Dédiabolisation de la chirurgie esthétique.

Depuis que la pratique de la chirurgie s’est popularisée, elle n’a jamais cessé d’être critiquée, et les médias, lorsqu’ils en parlaient, ne nous informaient que sur ses méfaits.

Pourtant popularisation il y a ! Son existence remonte à plusieurs siècles, et selon les zones géographiques, elle est encrée dans les coutumes.

Quelle qu’en soit la raison, esthétique, tradition et coutumes, la quête de la beauté est dans nos gènes et la chirurgie esthétique n’est qu’un des moyens d’y parvenir.

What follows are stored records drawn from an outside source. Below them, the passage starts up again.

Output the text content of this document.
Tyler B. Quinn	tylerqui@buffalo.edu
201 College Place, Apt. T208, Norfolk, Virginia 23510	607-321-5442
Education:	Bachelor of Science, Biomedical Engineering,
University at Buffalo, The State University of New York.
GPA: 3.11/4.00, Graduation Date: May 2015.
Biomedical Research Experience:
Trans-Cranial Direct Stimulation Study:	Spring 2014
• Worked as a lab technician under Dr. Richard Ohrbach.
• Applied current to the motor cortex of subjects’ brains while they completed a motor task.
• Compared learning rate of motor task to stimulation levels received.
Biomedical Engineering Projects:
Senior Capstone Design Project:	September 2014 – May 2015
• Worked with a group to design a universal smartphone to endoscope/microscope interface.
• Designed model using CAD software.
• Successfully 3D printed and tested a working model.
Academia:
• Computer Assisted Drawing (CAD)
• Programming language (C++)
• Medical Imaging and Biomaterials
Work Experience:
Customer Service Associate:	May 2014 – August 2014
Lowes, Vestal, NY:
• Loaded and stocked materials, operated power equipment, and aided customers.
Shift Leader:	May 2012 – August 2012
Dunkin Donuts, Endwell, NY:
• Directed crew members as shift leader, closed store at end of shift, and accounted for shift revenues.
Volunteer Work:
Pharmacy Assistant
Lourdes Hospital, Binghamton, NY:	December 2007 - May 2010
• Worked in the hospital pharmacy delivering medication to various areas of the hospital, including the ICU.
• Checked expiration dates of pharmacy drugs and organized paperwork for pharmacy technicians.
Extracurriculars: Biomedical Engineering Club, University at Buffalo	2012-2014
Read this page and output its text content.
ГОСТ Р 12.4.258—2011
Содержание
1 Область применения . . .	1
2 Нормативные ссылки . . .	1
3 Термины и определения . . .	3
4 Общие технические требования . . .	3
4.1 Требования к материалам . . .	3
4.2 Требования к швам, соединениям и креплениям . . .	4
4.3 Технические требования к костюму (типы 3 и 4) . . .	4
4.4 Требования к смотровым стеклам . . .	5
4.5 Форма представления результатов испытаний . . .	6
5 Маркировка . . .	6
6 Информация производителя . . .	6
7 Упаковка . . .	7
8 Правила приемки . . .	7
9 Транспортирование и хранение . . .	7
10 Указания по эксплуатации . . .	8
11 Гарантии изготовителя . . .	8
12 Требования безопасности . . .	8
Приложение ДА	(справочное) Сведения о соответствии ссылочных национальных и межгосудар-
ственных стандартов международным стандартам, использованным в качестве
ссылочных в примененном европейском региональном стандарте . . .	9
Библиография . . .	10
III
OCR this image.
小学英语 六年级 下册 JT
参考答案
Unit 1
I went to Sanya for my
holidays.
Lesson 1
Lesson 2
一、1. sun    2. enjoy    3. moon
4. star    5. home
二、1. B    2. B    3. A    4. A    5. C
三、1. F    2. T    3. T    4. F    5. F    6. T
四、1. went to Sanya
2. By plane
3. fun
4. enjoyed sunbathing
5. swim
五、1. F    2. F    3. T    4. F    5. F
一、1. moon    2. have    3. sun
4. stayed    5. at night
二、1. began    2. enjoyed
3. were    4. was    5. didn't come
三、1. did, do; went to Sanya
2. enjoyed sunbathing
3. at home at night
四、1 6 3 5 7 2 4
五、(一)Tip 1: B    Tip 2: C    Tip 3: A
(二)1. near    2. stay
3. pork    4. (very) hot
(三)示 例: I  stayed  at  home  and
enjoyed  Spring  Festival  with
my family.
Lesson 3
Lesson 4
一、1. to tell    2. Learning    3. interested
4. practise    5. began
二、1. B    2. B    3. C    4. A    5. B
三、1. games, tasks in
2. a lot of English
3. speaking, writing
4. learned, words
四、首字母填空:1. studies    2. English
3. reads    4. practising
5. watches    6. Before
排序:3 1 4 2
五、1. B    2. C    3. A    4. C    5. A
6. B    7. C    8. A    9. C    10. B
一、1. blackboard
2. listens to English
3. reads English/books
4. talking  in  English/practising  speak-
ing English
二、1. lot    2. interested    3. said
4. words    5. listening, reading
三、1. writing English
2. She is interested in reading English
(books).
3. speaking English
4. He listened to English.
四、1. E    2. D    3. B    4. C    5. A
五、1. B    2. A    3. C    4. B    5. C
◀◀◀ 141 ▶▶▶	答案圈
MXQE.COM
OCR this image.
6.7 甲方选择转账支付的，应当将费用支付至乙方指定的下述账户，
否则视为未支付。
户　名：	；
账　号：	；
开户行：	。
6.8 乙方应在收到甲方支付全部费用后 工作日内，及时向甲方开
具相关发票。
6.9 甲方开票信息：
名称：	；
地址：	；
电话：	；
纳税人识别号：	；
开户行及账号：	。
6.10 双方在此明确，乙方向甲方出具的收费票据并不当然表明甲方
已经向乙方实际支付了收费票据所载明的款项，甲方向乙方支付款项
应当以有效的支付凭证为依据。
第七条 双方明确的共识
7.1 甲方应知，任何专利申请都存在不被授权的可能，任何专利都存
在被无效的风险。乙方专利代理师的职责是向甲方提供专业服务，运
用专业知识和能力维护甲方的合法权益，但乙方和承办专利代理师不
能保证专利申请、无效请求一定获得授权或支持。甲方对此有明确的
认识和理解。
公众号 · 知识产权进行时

La culture andine à l’époque précolombienne, s’adonnait déjà à une pratique, pour le moins surprenante. Alors que l’enfant venait de naître, et parce que son crâne était encore souple, on le déformait volontairement à l’aide de morceaux de bois bandés autour du crâne, et ce, afin d’en allongé la forme. En Chine, depuis plus de mile ans, on bande les pieds des jeunes femmes issues des milieux favorisés, afin de les empêcher de grandir. La forme ainsi obtenue, ressemblait à leurs yeux au bouton d’une fleur de lotus.

En Égypte ancienne, ce sont des chirurgies purement esthétiques et reconstructrices. A cette époque, on coupait les nez des femmes infidèles, et c’est dans le but de faire disparaître les traces de ce châtiment que des chirurgiens plastiques proposaient leurs services.

Mais l’église chrétienne, pendant les croisades, s’est opposée à ce genre de pratique. La modification de la création divine étant pour cette dernière, inenvisageable.

Et pourtant, après la 2ième guerre mondiale, il a bien fallu réparer nos « Gueules cassées ».

Aujourd’hui, si on regroupe les actes de chirurgie esthétique à ceux de la médecine esthétique, on serait à plus de 18  millions d’actes par an à travers le monde. Une autre statistique significative nous démontre que la chirurgie esthétique se vulgarise, puisque depuis 10 ans son nombre aurait augmenté de plus de 50%.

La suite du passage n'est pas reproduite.